Speaking to Runway Girl Network, Norwegian chief executive Bjorn Kjos said that attempts by American Airlines, Delta Air Lines, United Airlines, US Airways and Airlines for America (A4A) to persuade the US Department of Transportation (DOT) to deny his carrier’s application to serve points in the USA through what they describe as “a shell company in Ireland” are borne out of a fear of competition.

“Why do they try to stop us? Because nobody likes competition,” says Kjos. He denies allegations from the US carriers in their DOT filing that Norwegian’s plan to establish an Irish company known as Norwegian Air International (NAI) to take over its long-haul operations is an attempt to “avoid the social laws of Norway – allowing NAI to provide lower wages and less desirable working conditions”.

Says Kjos: “US carriers told the DOT that Norwegian is hiring pilots at 50% of the salaries they have to pay – we’re hiring ex-KLM pilots and they don’t work for peanuts.”

He adds that the reason Norwegian has applied for an Irish air operator’s certificate (AOC) is to make it easier for it to serve markets in the Far East – Ireland is a European Union member state whereas Norway is not. The carrier already serves points in the USA from Oslo, but plans later this year to launch low-cost flights from London Gatwick to New York, Fort Lauderdale and Los Angeles.

Kjos says he hopes to find out whether the Irish AOC application has been successful “very soon”.

So far the low-cost model has not successfully been applied to the long-haul market on a wide scale, something that Kjos believes is about to change as fuel-efficient widebodies such as the Boeing 787 make it a more attractive option.
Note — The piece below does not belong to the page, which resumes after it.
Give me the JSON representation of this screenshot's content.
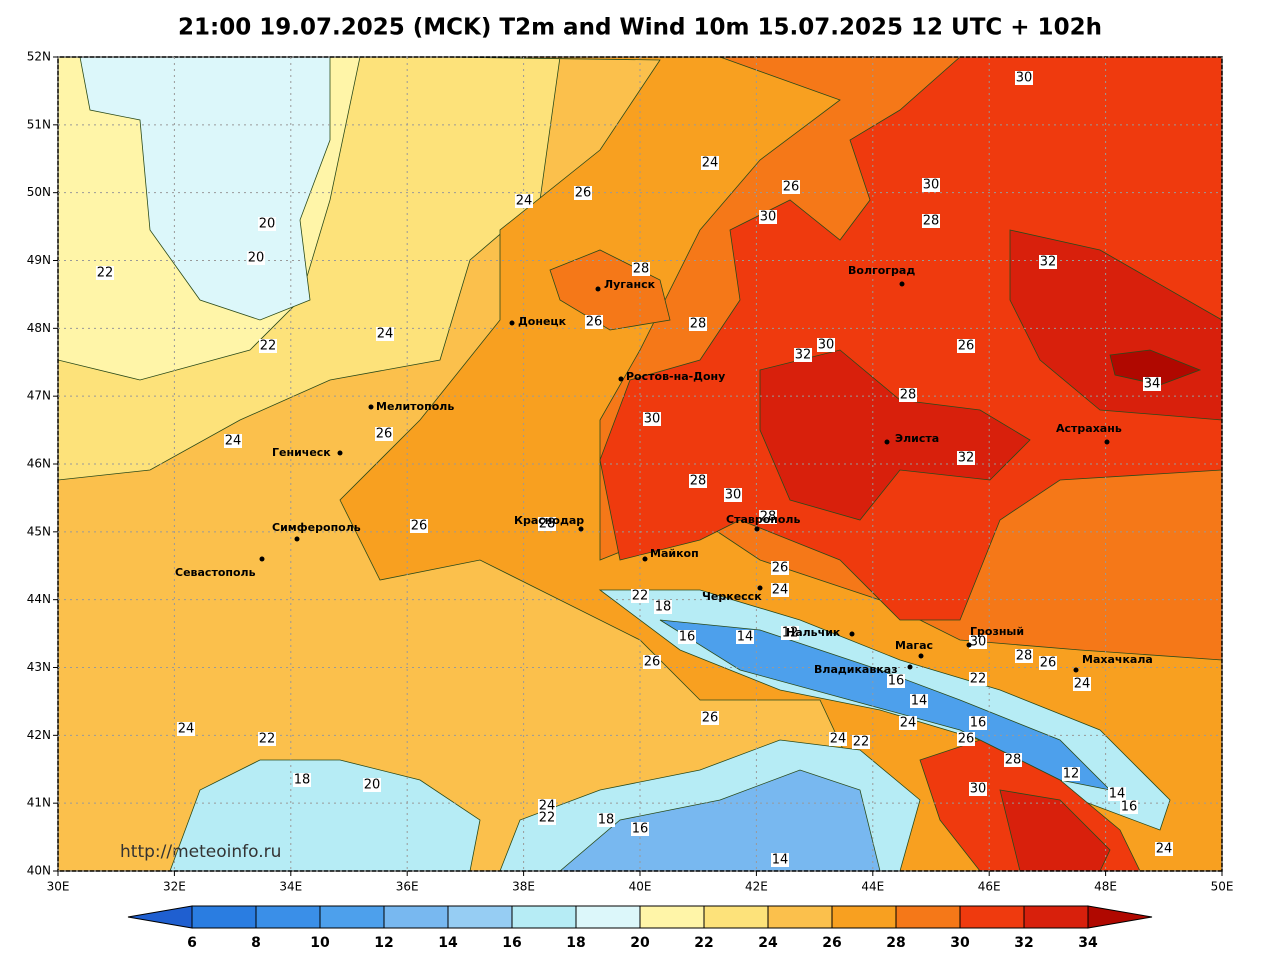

Irish budget carrier Ryanair has expressed an interest in entering the long-haul market in the past but has yet to go beyond talking about it. Kjos says he expects US carriers to oppose possible future long-haul plans by other European low-cost operators as well. Ryanair itself is no stranger to controversy over its interpretation of labour laws, and has faced fines in the past for employing crew based in France under Irish labour laws.

“[US airlines] are afraid of competition over the Atlantic. They think if they can stop Norwegian they can keep up the high prices,” he says.

United Airlines declines to comment beyond what it states in its DOT filing, while American is referring all queries to A4A. An A4A spokesman would not comment beyond the following statement: “We want the authorities to fulfill their responsibility to ensure that competition is fair and on a level playing field, and that airline services comply with applicable international agreements.”

If Kjos’s theory on how the long-haul low-cost market will develop over the coming years is to be believed, legacy carriers may well have good reason to be concerned. Addressing delegates at the Runways UK conference in London on 16 January, Kjos said that aircraft such as the 787 will do for the long-haul low-cost market what the arrival of Boeing 737s and Airbus A320s did for the short-haul budget market in the 1990s.

“No, we will not be alone…Wait and see how long it takes for Ryanair to come after us – most of them will come and they’ll create volume,” he says. “Open the sky, let everyone compete – those that can compete will compete and those that can’t will die.”

1 Comment

  1. US carriers have forgotten the meaning of competition. They operate in a large domestic market, with a limited number of players and th tightest capacity constraint that industry has experienced. Profits are barely made and only through jacking up ancillary fees.
    None of the cries we hear about unfair competition are real.
    EXIM Bank financing will not make a dent in the financing of international carriers specially those in the GCC.
    The facility in Abu Dhabi regardless of its pros and cons, will not impact congestion at US gateways.
    International carriers actually pay better than US carriers and working conditions and duty time limitations are more liberal. A salary of US$ 21K for a first officer, is unheard of in the Gulf.
    The bottom line is US carriers have forgotten how to compete and are simply scared of competition.